LET’S JUST recap what the past few days have told us about the state of free speech in Australia.
A much-published author with a life coach, personal trainer and busy travel itinerary receives $90,000 in public money to publish a memoir of her success in having a court affirm that a relatively small drop of Aboriginal blood affords legal protection from hurt feelings.
Her book is titled Am I Black Enough For You?, and when the topic is opened for discussion by the ABC, the answer is made so rapidly and abundantly clear that the thread is allowed to remain open for less than two hours. The following day the national broadcaster makes those comments vanish altogether, while the audio link for the interview that started it all acquires an extra digit in its URL and becomes unplayable.
At her publisher’s website a similar stream of comments suffers an identical fate. None are rude, vulgar or racist, but they are most definitely scathing. As many commenters note, one of just two possible answers to the question posed by the title of the author’s book can be given only at risk of prosecution. This makes the title not a query but a sneering taunt.

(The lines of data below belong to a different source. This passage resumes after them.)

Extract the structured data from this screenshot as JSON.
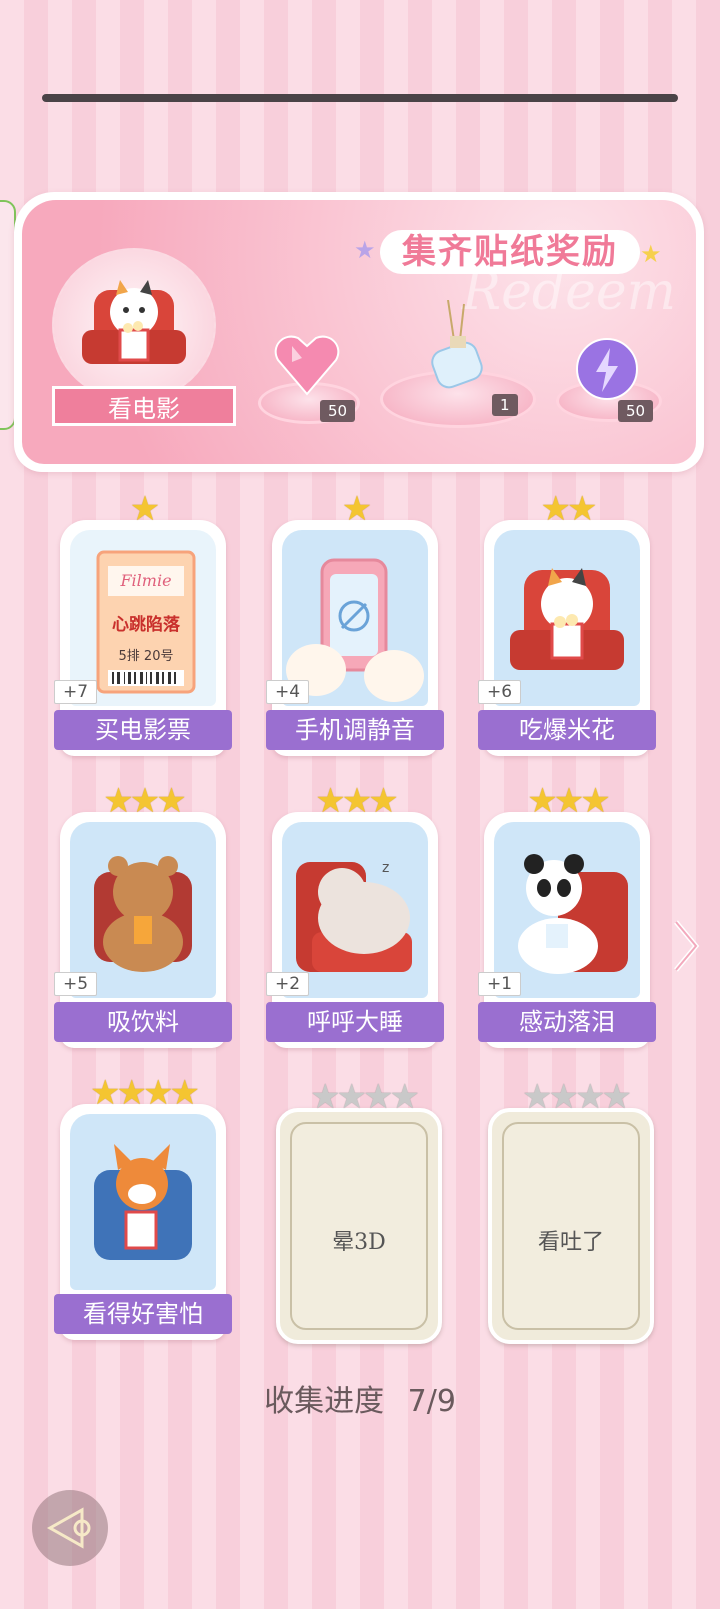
{
  "banner": {
    "title": "集齐贴纸奖励",
    "ghost_text": "Redeem",
    "theme_label": "看电影",
    "rewards": [
      {
        "icon": "heart-gem-icon",
        "count": "50"
      },
      {
        "icon": "bottle-charm-icon",
        "count": "1"
      },
      {
        "icon": "lightning-orb-icon",
        "count": "50"
      }
    ]
  },
  "stickers": [
    {
      "name": "买电影票",
      "bonus": "+7",
      "stars": 1,
      "unlocked": true,
      "art": "ticket-art",
      "ticket": {
        "brand": "Filmie",
        "title": "心跳陷落",
        "seat": "5排 20号"
      }
    },
    {
      "name": "手机调静音",
      "bonus": "+4",
      "stars": 1,
      "unlocked": true,
      "art": "phone-mute-art"
    },
    {
      "name": "吃爆米花",
      "bonus": "+6",
      "stars": 2,
      "unlocked": true,
      "art": "cat-popcorn-art"
    },
    {
      "name": "吸饮料",
      "bonus": "+5",
      "stars": 3,
      "unlocked": true,
      "art": "bear-drink-art"
    },
    {
      "name": "呼呼大睡",
      "bonus": "+2",
      "stars": 3,
      "unlocked": true,
      "art": "hamster-sleep-art"
    },
    {
      "name": "感动落泪",
      "bonus": "+1",
      "stars": 3,
      "unlocked": true,
      "art": "panda-cry-art"
    },
    {
      "name": "看得好害怕",
      "bonus": "",
      "stars": 4,
      "unlocked": true,
      "art": "fox-scared-art"
    },
    {
      "name": "晕3D",
      "bonus": "",
      "stars": 4,
      "unlocked": false,
      "art": ""
    },
    {
      "name": "看吐了",
      "bonus": "",
      "stars": 4,
      "unlocked": false,
      "art": ""
    }
  ],
  "progress": {
    "label": "收集进度",
    "value": "7/9"
  },
  "colors": {
    "card_label": "#9a6fd0",
    "banner_accent": "#ef7f9c",
    "star_gold": "#f4c531",
    "star_grey": "#c9c9c9"
  }
}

Her publisher neglects to close all website pages devoted to the author, and commenters find another avenue to answer the big question. This, too, will vanish very soon, not because the sentiments are contemptible, but because the opinions that are frank, blunt and true. This cannot be allowed.
Meanwhile, the columnist the author took to court cannot respond to her provocations, his employer is too craven to appeal the ruling and a large piece of the broadsheet media will find nothing about the curtailment of its own liberty that is worth the trouble of reporting, If that is not enough, a squad of would-be censors awaits the power to impose contempt penalties, up to and including jail, on writers who fail to report events in the light they prefer. Most worrying of all, the same censors cite the author's legal triumph as a positive development in defining the limits of acceptable discourse.
This is where free speech stands in Australia: under frontal attack by a government frantic to silence its critics and eroded on the flank by a national broadcaster’s insistence on silencing opinions it actually has a charter obligation to echo. Free speech has been betrayed by two publishers, and its full set of shackles is even now being forged by people who believe recalcitrant editors need to be stamping number plates.
And yet, despite all these threats and attempts to intimidate and gag, hundreds of average Australians immediately spoke up for the right to be heard when given just the briefest chance to do so. The New Establishment will squash and ignore this little eruption, but the last few days proves its grip on debate is nowhere near as secure as it has imagined.
Free speech is in trouble, but only if we do not continue to speak up for it.